The exploratory analysis I ended up with hits on these primary questions with a few interesting detours along the way. This took me through topics such as NLP, dimensionality reduction, clustering, basic graph theory, and of course data visualization.

What I found

Through exploring the data it became obvious that distinct groups or clusters of metal subgenres existed within the data set. These clusters are all based on semantic relationships between genre labels. What was surprising was the degree of structure within the data. There are some groups that overlap with neighboring groups, while there are other groups that are almost entirely isolated. This is a very exicting result given that the only underlying assumption I held was that subgenres exist (a fairly benign and obvious statement).

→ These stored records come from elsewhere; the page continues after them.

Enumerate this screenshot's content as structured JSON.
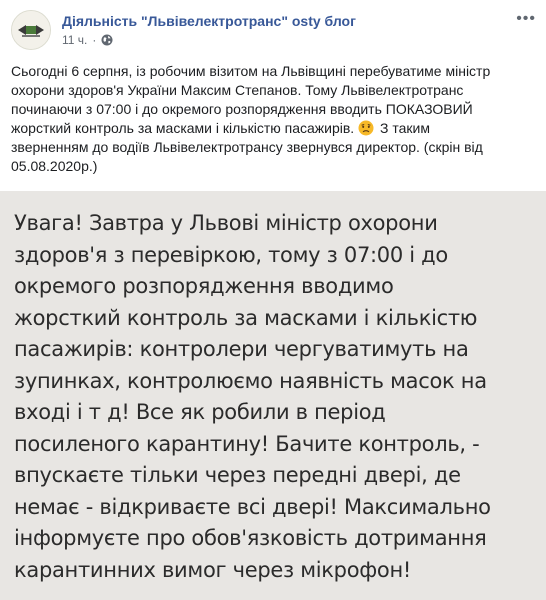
{
  "post": {
    "page_name": "Діяльність \"Львівелектротранс\" osty блог",
    "time": "11 ч.",
    "meta_separator": "·",
    "audience_icon": "globe-icon",
    "more_icon": "more-options-icon",
    "text_before_emoji": "Сьогодні 6 серпня, із робочим візитом на Львівщині перебуватиме міністр охорони здоров'я України Максим Степанов. Тому Львівелектротранс починаючи з 07:00 і до окремого розпорядження вводить ПОКАЗОВИЙ жорсткий контроль за масками і кількістю пасажирів.",
    "emoji_icon": "disappointed-face-icon",
    "text_after_emoji": "З таким зверненням до водіїв Львівелектротрансу звернувся директор. (скрін від 05.08.2020р.)"
  },
  "screenshot": {
    "text": "Увага! Завтра у Львові міністр охорони\nздоров'я з перевіркою, тому з 07:00  і до\nокремого розпорядження вводимо\nжорсткий контроль за масками і кількістю\nпасажирів: контролери чергуватимуть на\nзупинках, контролюємо наявність масок на\nвході і т д! Все як робили в період\nпосиленого карантину! Бачите контроль, -\nвпускаєте тільки через передні двері, де\nнемає - відкриваєте всі двері! Максимально\nінформуєте про обов'язковість дотримання\nкарантинних вимог через мікрофон!"
  },
  "colors": {
    "link": "#385898",
    "meta": "#606770",
    "body_text": "#1c1e21",
    "screenshot_bg": "#e8e6e3"
  }
}
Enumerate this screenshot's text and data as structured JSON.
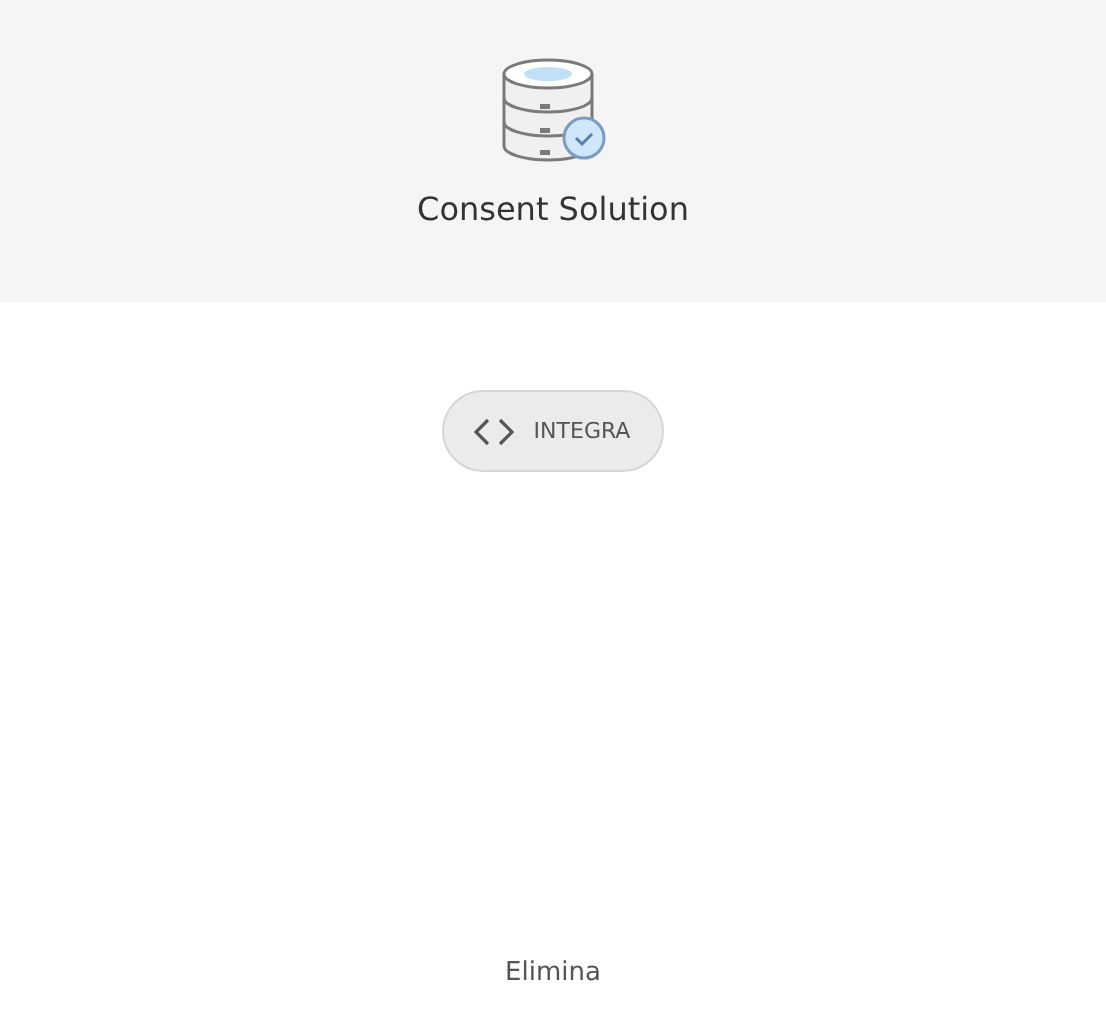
{
  "header": {
    "title": "Consent Solution"
  },
  "actions": [
    {
      "kind": "integrate",
      "label": "INTEGRA"
    }
  ],
  "footer_link": "Elimina"
}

While I’m sure there are more interesting perspectives to be extracted from this particular data set, I decided to tie it off here but may come back to it in the future (predicting album review scores using NLP anyone?).

Is any of this useful? Well you could check out that section in the notebook and see for yourself!

A note on inspiration

A good amount of inspiration for the analysis I ended up doing came from reading Alex Kras’ post where he analyzes comments from a single post by Mark Zuckerberg after trying to figure out how to be the first commenter on one of his posts. I really liked the graph visualization used and how he found the subset asking Zuckerberg for money. Oh and the word cloud was cool too!

Special thanks to Eric Ma for brainstorming analysis approaches & visualization techniques with me. Also thanks to Boston Python for holding great meetups where ideas for blog posts like this are born.